Звали его, кажется, Ендрушек или что-то вроде этого. Так вот, Ендрушек росточком был невелик, зато жену имел — за три дня не обойдешь, и осчастливила она его одиннадцатью детьми. Злые языки твердили: дескать, он, бедняжка-заика, с ней никак договориться не мог. Почему запомнился ему этот человек, который как будто сейчас стоит перед ним — в шапке с опущенными ушами? Может, потому, что после этого скандала Ендрушек единственный на воле остался. Люди доверять ему перестали, а он постоянно хотел доказать свою невиновность. Писал объяснения кому надо, в том числе и ему. Сначала Ванда складывала их у него на столе, а потом бросала в корзину. Клеймом отметила парня эта история. Вроде бы повезло ему: без особых потерь из всего вышел, однако конец был несчастным. Как-то в лесу наткнулись на его велосипед, около дерева стоял. Вскоре нашли и Ендрушека: он сидел на корточках, опершись на пень, голова опущена на плечи. Умер от инфаркта.

Михал пришел второй раз в этот же день.

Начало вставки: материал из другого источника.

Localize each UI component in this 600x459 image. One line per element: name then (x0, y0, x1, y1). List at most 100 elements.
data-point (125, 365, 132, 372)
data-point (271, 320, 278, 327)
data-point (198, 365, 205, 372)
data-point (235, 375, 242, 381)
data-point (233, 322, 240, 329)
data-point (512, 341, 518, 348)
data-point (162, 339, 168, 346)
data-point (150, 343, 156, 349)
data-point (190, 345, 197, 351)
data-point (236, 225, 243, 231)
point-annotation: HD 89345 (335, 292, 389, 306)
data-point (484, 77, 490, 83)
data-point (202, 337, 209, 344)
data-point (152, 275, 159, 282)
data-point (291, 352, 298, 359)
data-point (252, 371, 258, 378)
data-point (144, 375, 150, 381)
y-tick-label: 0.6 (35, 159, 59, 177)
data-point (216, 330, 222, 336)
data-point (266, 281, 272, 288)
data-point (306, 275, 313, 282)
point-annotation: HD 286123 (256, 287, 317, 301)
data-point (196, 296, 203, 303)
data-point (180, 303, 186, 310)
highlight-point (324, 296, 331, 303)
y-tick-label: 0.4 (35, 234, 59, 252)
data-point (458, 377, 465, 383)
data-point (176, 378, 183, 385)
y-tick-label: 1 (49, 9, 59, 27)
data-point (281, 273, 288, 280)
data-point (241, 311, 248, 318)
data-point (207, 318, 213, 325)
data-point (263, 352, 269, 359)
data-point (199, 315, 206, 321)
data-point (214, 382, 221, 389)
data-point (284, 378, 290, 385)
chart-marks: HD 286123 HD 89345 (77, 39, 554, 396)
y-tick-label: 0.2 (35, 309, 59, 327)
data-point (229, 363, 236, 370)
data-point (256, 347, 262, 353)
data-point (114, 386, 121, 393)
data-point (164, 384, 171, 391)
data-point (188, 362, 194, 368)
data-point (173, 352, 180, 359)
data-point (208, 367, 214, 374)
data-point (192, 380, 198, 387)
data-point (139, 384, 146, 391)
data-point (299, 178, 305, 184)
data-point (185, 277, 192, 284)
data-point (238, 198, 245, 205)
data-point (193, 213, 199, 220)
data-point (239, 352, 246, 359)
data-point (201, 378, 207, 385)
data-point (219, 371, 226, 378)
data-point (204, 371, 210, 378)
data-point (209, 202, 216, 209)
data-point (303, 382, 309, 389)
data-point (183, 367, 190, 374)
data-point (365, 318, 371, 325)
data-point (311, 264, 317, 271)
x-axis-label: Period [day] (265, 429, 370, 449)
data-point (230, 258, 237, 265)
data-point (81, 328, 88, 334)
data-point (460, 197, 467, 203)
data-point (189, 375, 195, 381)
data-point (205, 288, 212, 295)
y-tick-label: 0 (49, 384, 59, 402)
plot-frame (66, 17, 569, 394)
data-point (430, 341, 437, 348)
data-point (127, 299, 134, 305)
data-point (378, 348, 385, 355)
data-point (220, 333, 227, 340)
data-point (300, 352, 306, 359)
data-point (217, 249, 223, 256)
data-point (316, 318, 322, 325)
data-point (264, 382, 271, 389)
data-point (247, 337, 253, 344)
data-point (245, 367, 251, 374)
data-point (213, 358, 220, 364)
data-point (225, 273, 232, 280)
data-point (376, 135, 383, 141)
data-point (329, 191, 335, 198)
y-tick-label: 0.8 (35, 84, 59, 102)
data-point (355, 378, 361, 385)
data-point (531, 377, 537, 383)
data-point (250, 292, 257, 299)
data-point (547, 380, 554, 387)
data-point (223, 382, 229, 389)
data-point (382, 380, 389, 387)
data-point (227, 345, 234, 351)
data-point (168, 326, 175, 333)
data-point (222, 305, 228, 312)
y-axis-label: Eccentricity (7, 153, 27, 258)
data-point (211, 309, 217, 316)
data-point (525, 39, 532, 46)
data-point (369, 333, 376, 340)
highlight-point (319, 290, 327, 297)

Покрутился по квартире.

— Что, с женой поругался?

— Да ей всего не хватает. Бабка Дюбкова хорошо про таких говорила: срет выше своей задницы.

Ему вдруг пришло в голову, что с возвращением Ванды появятся и ее родственники. Михал, как бы читая его мысли, изрек:

— Надо бы разослать сообщения.

— Это уже в конце сделаем.

— Можем не успеть.

— На плохие вести всегда есть время.

До вечера все не клеилось.

Отказался от прогулки, правда, шел дождь, но еще неделю назад он бы все равно отправился на улицу. Уставился в телевизор, выключил. Сел в кресло. Слезы подступали к горлу. Он позволили себе распуститься. Часто теперь плакал. В самые неожиданные моменты какие-то железы вырабатывали эту соленую воду. Сначала в нем просыпалось сопротивление, срабатывал код, не позволяющий мужчине плакать. Потом перестал обращать на него внимание. В прошлом нечто подобное с ним случилось только один раз. Было это после визита дочки Зигмунда, Катажины, в город С.

— Ты ведь знаешь моего отца, — говорила она, умоляюще глядя в его глаза, — он бы не предал.

Катажина не понимала, что он не мог помочь. После ее отъезда Ванда застала его в кухне, плачущего, как ребенок.

Ее лицо было испуганным.

— Что же с нами будет, Стефан? — спросила она дрожащим голосом. — Ведь он же не виновен.

— Невиновных нет, — ответил он, больше себе, чем ей.

Полез за тетрадью, в которой Ванда описала визит в Варшаву.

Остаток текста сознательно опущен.